Девяти лет от роду я сочинил нечто вроде маленькой драмы под названием «Дора», пьесу из восьми действий и пятнадцати картин, с тринадцатью персонажами; мы представляли ее на одном из вечеров, которые устраивали иногда родители в нашей небольшой квартире. При случае задавались и костюмированные.
Эту традицию я продолжил у себя в Москве.
Все шло чудесно, и до одиннадцати лет у меня было счастливое детство. Но вот началась самая ужасная пора в моей жизни: школа! Школу я ненавидел, и даже сейчас при одном воспоминании о ней меня бьет дрожь. Все в ней меня отвращало, и прежде всего то, что она была обязательна. Все дети считались «бандитами», хотя школа была немецкая и у нее была превосходная репутация. Нашей классной дамой была строгая учительница фрау Петере. Наш страх перед ней усугублялся тем, что обычно она была очень спокойной и казалась мягкой и ровной. Но вдруг раздавался ее зычный, подобный иерихонской трубе вопль: «Вон!».
Довольно недурная собой – было в ней что-то от Джоконды, – она даже благоволила ко мне, но однажды воскликнула, и на немецком языке это звучало ужасно: «Alle sind so faul, faul, alle! Aber der Richter, der stinkt von Faulheit!» (Все вы лодыри, лодыри все до единого! Но от Рихтера просто разит ленью!)

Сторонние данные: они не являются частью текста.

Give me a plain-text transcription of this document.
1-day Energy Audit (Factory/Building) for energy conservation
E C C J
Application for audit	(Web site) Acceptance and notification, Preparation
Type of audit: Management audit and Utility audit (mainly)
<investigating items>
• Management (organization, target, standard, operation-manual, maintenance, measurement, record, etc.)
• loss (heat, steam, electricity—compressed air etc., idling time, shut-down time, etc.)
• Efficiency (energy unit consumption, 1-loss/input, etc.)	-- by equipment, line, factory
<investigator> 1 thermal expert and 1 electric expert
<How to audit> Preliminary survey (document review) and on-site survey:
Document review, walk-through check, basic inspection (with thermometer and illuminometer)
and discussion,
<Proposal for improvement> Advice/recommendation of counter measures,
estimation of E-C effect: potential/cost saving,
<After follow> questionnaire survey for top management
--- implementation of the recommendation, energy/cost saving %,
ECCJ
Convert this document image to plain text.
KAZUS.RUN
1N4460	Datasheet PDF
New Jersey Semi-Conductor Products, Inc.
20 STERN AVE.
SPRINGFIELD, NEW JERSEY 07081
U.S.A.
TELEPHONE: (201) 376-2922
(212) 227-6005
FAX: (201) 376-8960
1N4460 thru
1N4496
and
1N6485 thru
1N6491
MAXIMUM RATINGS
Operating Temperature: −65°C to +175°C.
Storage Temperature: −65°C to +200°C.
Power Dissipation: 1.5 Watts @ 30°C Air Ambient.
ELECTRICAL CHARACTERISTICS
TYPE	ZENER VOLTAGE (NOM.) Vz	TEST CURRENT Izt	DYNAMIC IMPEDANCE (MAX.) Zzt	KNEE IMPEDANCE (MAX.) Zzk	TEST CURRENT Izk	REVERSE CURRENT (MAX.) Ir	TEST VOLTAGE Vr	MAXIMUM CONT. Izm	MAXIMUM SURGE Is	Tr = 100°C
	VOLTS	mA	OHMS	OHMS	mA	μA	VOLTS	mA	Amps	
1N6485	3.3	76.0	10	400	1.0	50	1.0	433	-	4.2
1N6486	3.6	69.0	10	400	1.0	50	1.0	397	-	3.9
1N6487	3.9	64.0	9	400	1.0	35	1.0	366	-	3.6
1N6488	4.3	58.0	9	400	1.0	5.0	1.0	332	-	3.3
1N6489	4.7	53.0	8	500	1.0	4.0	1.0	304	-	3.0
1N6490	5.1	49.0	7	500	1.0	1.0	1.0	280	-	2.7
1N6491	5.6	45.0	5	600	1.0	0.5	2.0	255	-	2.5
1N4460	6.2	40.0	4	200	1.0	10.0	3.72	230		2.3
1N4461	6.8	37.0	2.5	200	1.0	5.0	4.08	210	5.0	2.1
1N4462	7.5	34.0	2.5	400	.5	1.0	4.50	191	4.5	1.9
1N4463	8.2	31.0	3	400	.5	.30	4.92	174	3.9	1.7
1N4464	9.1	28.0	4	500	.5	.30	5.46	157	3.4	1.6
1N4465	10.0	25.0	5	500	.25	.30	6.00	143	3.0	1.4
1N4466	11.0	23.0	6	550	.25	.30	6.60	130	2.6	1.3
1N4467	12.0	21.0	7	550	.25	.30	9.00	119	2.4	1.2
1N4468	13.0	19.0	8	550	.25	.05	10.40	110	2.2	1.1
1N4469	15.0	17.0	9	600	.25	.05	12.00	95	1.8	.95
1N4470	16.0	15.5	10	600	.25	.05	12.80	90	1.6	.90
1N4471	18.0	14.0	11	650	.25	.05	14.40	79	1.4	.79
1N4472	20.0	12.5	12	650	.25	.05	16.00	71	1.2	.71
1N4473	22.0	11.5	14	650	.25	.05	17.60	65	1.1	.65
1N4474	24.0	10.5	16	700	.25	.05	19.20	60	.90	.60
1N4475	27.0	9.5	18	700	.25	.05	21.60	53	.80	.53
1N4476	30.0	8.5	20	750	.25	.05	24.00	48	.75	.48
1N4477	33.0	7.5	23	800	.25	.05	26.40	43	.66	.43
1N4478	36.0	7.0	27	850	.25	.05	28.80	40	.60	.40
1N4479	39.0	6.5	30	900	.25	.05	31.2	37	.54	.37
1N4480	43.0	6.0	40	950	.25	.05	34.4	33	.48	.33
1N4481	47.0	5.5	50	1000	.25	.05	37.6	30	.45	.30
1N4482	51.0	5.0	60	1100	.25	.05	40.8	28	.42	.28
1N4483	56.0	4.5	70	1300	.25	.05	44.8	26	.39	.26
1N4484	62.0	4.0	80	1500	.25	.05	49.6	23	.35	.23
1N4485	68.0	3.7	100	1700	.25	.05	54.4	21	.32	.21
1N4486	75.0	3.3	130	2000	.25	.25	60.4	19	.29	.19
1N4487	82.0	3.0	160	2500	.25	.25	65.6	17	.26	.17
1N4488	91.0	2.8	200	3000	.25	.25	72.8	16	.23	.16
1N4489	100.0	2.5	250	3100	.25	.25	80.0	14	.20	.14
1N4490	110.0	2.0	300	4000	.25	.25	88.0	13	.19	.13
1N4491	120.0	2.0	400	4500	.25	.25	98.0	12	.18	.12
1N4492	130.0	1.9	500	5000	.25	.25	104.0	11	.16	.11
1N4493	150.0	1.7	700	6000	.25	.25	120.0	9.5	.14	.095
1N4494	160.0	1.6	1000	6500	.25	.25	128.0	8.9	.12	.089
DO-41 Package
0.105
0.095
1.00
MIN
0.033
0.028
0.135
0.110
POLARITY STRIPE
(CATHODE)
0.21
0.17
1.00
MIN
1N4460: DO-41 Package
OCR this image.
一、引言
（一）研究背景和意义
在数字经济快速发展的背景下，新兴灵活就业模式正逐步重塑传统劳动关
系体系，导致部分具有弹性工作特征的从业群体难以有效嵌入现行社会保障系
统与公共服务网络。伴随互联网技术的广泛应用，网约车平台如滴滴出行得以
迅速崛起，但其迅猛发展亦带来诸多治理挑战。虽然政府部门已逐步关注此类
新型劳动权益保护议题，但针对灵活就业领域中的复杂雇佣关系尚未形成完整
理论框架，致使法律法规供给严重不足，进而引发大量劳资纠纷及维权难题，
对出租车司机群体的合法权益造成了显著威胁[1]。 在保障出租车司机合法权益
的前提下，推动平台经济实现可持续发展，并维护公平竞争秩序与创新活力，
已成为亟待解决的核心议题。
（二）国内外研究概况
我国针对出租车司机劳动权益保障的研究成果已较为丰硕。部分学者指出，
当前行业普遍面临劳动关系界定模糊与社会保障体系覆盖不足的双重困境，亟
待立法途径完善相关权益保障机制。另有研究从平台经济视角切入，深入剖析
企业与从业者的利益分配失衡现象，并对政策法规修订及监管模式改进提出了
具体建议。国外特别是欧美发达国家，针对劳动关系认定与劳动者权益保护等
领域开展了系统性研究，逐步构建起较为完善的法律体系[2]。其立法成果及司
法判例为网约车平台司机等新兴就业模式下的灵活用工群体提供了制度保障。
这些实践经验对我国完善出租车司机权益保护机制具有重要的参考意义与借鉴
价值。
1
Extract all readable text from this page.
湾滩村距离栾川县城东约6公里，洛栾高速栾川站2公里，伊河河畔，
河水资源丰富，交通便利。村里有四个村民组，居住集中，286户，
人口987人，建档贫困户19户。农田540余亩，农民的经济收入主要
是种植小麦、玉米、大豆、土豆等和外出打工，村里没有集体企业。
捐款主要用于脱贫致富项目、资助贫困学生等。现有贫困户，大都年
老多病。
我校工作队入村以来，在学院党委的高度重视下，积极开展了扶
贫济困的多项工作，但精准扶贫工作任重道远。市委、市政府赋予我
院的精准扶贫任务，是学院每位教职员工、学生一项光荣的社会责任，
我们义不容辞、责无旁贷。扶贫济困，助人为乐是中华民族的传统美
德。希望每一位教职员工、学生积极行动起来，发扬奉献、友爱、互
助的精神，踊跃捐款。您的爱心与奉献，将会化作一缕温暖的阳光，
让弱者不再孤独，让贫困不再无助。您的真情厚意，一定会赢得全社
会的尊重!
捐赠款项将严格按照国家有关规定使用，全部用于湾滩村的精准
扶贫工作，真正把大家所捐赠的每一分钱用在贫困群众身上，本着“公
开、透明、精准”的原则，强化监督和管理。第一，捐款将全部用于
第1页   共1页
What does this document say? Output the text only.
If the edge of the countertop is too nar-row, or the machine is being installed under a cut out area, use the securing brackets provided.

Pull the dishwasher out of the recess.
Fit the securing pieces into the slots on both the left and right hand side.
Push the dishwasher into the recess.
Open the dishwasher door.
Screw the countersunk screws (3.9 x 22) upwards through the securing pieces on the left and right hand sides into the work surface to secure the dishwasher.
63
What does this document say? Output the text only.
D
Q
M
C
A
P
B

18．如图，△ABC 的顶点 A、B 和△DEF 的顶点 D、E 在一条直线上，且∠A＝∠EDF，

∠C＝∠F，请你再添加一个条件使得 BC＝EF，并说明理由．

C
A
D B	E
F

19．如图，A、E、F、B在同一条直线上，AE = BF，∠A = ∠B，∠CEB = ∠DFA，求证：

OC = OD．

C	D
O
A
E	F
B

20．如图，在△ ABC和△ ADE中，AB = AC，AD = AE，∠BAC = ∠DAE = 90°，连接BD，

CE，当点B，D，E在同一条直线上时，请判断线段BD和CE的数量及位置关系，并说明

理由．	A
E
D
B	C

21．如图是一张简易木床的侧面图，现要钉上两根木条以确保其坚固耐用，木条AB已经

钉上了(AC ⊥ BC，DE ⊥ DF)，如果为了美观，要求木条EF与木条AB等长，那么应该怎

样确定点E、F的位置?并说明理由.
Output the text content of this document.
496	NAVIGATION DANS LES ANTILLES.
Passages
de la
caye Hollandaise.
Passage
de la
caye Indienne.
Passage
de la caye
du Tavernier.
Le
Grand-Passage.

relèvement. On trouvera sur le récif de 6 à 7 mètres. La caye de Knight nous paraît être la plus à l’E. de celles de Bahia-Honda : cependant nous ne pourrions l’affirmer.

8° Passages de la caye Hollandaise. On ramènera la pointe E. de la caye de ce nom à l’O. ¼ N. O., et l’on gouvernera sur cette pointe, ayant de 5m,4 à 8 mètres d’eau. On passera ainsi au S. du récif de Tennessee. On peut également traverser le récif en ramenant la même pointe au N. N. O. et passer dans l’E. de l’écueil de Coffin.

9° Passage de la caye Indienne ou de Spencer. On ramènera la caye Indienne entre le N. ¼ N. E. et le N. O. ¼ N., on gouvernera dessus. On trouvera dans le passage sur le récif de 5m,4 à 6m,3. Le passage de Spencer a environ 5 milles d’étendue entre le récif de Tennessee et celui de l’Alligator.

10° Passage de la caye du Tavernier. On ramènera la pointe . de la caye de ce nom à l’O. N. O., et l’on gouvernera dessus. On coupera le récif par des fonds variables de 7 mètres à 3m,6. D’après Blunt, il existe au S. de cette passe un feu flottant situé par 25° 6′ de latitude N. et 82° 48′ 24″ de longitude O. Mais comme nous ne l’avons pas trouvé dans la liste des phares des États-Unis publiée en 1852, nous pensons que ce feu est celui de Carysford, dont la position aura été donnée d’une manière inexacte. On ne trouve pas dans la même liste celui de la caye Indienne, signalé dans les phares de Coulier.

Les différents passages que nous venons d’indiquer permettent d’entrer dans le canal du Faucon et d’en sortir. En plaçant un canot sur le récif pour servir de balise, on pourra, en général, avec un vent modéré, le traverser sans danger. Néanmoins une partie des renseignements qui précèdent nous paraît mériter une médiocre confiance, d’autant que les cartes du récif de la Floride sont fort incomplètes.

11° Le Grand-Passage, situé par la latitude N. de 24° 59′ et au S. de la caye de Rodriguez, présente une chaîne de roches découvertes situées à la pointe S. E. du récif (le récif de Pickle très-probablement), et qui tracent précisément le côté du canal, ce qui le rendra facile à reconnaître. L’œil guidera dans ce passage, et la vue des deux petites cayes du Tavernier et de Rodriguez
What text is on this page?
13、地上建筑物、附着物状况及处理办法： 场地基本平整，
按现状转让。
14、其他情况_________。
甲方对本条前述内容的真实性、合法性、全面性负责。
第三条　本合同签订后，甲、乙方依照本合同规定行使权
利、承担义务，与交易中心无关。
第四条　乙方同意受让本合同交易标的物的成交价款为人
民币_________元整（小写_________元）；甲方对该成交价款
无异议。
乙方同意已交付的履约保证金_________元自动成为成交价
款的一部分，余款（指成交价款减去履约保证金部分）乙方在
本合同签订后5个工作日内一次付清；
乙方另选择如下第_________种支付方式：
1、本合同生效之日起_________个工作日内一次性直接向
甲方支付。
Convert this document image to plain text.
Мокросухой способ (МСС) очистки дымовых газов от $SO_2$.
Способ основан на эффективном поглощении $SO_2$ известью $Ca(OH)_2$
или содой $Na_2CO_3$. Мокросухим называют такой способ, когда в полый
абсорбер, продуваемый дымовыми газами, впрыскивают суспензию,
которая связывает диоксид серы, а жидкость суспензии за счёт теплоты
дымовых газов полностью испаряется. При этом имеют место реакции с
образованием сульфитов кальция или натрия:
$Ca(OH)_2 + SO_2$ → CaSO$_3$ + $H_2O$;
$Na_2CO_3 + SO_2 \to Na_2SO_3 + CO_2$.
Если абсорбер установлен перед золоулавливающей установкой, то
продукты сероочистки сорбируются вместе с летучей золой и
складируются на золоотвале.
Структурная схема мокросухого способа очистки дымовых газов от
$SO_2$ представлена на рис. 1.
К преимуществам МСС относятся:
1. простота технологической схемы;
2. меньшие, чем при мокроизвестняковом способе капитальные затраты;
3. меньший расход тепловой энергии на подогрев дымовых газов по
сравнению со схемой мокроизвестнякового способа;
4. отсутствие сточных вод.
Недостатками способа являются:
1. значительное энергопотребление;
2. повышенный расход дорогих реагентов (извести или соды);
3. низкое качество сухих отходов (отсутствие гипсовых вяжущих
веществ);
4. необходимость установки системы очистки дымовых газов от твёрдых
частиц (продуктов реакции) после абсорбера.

Я правда ничего не делал, был и остался ленивым. Есть у меня такой недостаток: я от природы лентяй.
Однажды я сделал вид, будто иду в школу, но не пошел, а отправился бродить по окрестностям Одессы. Эскапада длилась десять дней. Я пошел открывать мир, полагаясь лишь на себя, вовсе не потому, что мне что-то там пытались вбить в голову. Я несравненно больше узнал, прогуливая уроки, чем посещая их в немецкой школе.
Как бы то ни было, в пятнадцать-шестнадцатъ лет этому пришел конец. Я с великим трудом сдал экзамены. В математике я ничего не смыслил, к тому же был слишком поглощен музыкой, которую открыл для себя лет в восемь, когда начал пробовать силы в игре на фортепиано.
Отец был действительно замечательный пианист и, когда располагал свободным временем, два-три часа занимался по вечерам. Я, понятное дело, слушал. Впечатления от его игры, несомненно, оказали сильное влияние на меня. Но когда я сам сел за пианино, папа пришел в ужас. Я до сих пор слышу, как он кричит: «Просто невероятно, что выделывает этот малыш!»
На первых порах я занимался с ним, но скоро у него опустились руки, потому что я обходился с ним без особого почтения. Он был человек очень мягкий, молчаливый… Ходила к нему прелестная ученица, чешская арфистка, уехавшая впоследствии в Сан-Франциско, где стала первой арфисткой Оперы. Она дала мне несколько уроков, и я быстро усвоил то, что положено знать, чему учат детей в самом начале, все, чему мне было необходимо научиться, чтобы отдаться целиком единственному занятию, меня интересовавшему: разбору партитур. После этого я решил, что могу обходиться без ее уроков.
Папа, как истый немец, явно не был согласен с моей методой, вернее, с полным отсутствием какой бы то ни было методы. Мама же, напротив, не раз повторяла: «Оставь его в покое, пусть делает так, как хочет». Наверное, она была права. Где-то в уголке ее сознания шевелилась мысль, что мне надо предоставить свободу. «Если у него нет охоты играть гаммы, – говаривала она, – значит, ему нет нужды в них». Так что гамм я не играл. Ни разу, как, впрочем, и упражнений. Никогда и никаких. Черни тоже не играл.
Первой сыгранной мною пьесой был Первый ноктюрн Шопена, за ним последовал ми-минорный этюд опус 25 № 5. Потом я пытался разобрать сонаты Бетховена, в особенности сонату ре-минор. Спустя еще какое-то время, поскольку я часто слышал, как отец играл Вагнера – он был фанатичным вагнерианцем, в Вене все время просиживал в опере, слушая Вагнеровы сочинения, и пересказал мне сюжеты всех его опер, – я заинтересовался им и начал проигрывать сокращенные варианты для фортепиано «Тангейзера» и «Лоэнгрина». Можете вообразить, каково было мое исполнение! Но я играл все, что мне хотелось: Вагнера и Верди, Масканьи и Пуччини.
В нашей квартире было три комнаты. Большая была разделена надвое громадным шкафом. По одну сторону находилась мамина комната, а по другую – столовая, но ели мы на кухне. В маленькой комнате стоял рояль, и там я спал. Порою я слишком увлекался и заявлял: «Сегодня вечером я проиграю всю оперу от начала до конца». Мама сердилась: «Нет-нет, уже поздно, тебе пора спать!».